Rational digit systems over finite fields and Christol's Theorem

TL;DR

This paper introduces rational digit systems over finite fields, proves their uniqueness and automaticity properties, and characterizes algebraic elements via Christol's Theorem in this context.

Contribution

It develops a new rational base representation for polynomials and Laurent series over finite fields, establishing their uniqueness, automaticity, and algebraic characterization.

Findings

Digit expansions are unique for the rational base system.

The digit strings of algebraic Laurent series are automatic.
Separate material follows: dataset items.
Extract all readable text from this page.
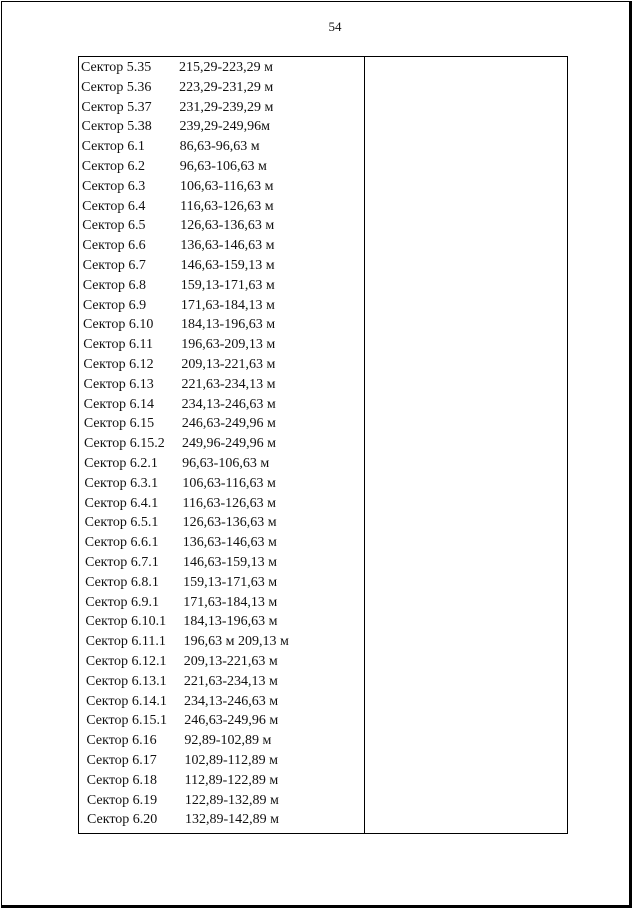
54
Сектор 5.35 215,29-223,29 м
Сектор 5.36 223,29-231,29 м
Сектор 5.37 231,29-239,29 м
Сектор 5.38 239,29-249,96м
Сектор 6.1 86,63-96,63 м
Сектор 6.2 96,63-106,63 м
Сектор 6.3 106,63-116,63 м
Сектор 6.4 116,63-126,63 м
Сектор 6.5 126,63-136,63 м
Сектор 6.6 136,63-146,63 м
Сектор 6.7 146,63-159,13 м
Сектор 6.8 159,13-171,63 м
Сектор 6.9 171,63-184,13 м
Сектор 6.10 184,13-196,63 м
Сектор 6.11 196,63-209,13 м
Сектор 6.12 209,13-221,63 м
Сектор 6.13 221,63-234,13 м
Сектор 6.14 234,13-246,63 м
Сектор 6.15 246,63-249,96 м
Сектор 6.15.2 249,96-249,96 м
Сектор 6.2.1 96,63-106,63 м
Сектор 6.3.1 106,63-116,63 м
Сектор 6.4.1 116,63-126,63 м
Сектор 6.5.1 126,63-136,63 м
Сектор 6.6.1 136,63-146,63 м
Сектор 6.7.1 146,63-159,13 м
Сектор 6.8.1 159,13-171,63 м
Сектор 6.9.1 171,63-184,13 м
Сектор 6.10.1 184,13-196,63 м
Сектор 6.11.1 196,63 м 209,13 м
Сектор 6.12.1 209,13-221,63 м
Сектор 6.13.1 221,63-234,13 м
Сектор 6.14.1 234,13-246,63 м
Сектор 6.15.1 246,63-249,96 м
Сектор 6.16 92,89-102,89 м
Сектор 6.17 102,89-112,89 м
Сектор 6.18 112,89-122,89 м
Сектор 6.19 122,89-132,89 м
Сектор 6.20 132,89-142,89 м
A finite fields version of Christol's Theorem is established.

Abstract

Let $P, Q\in \mathbb{F}_q[X]\setminus\{0\}$ be two coprime polynomials over the finite field $\mathbb{F}_q$ with $\operatorname{deg}{P} > \operatorname{deg}{Q}$. We represent each polynomial $w$ over $\mathbb{F}_q$ by \[w=\sum_{i=0}^k\frac{s_i}{Q}{\left(\frac{P}{Q}\right)}^i\] using a rational base $P/Q$ and digits $s_i\in\mathbb{F}_q[X]$ satisfying $\operatorname{deg}{s_i} < \operatorname{deg}{P}$. Digit expansions of this type are also defined for formal Laurent series over $\mathbb{F}_q$. We prove uniqueness and automatic properties of these expansions. Although the $\omega$-language of the possible digit strings is not regular, we are able to characterize the digit expansions of algebraic elements. In particular, we give a version of Christol's Theorem by showing that the digit string of the digit expansion of a formal Laurent series is automatic if and only if the series is algebraic over $\mathbb{F}_q[X]$. Finally, we study relations between digit expansions of formal Laurent series and a finite fields version of Mahler's $3/2$-problem.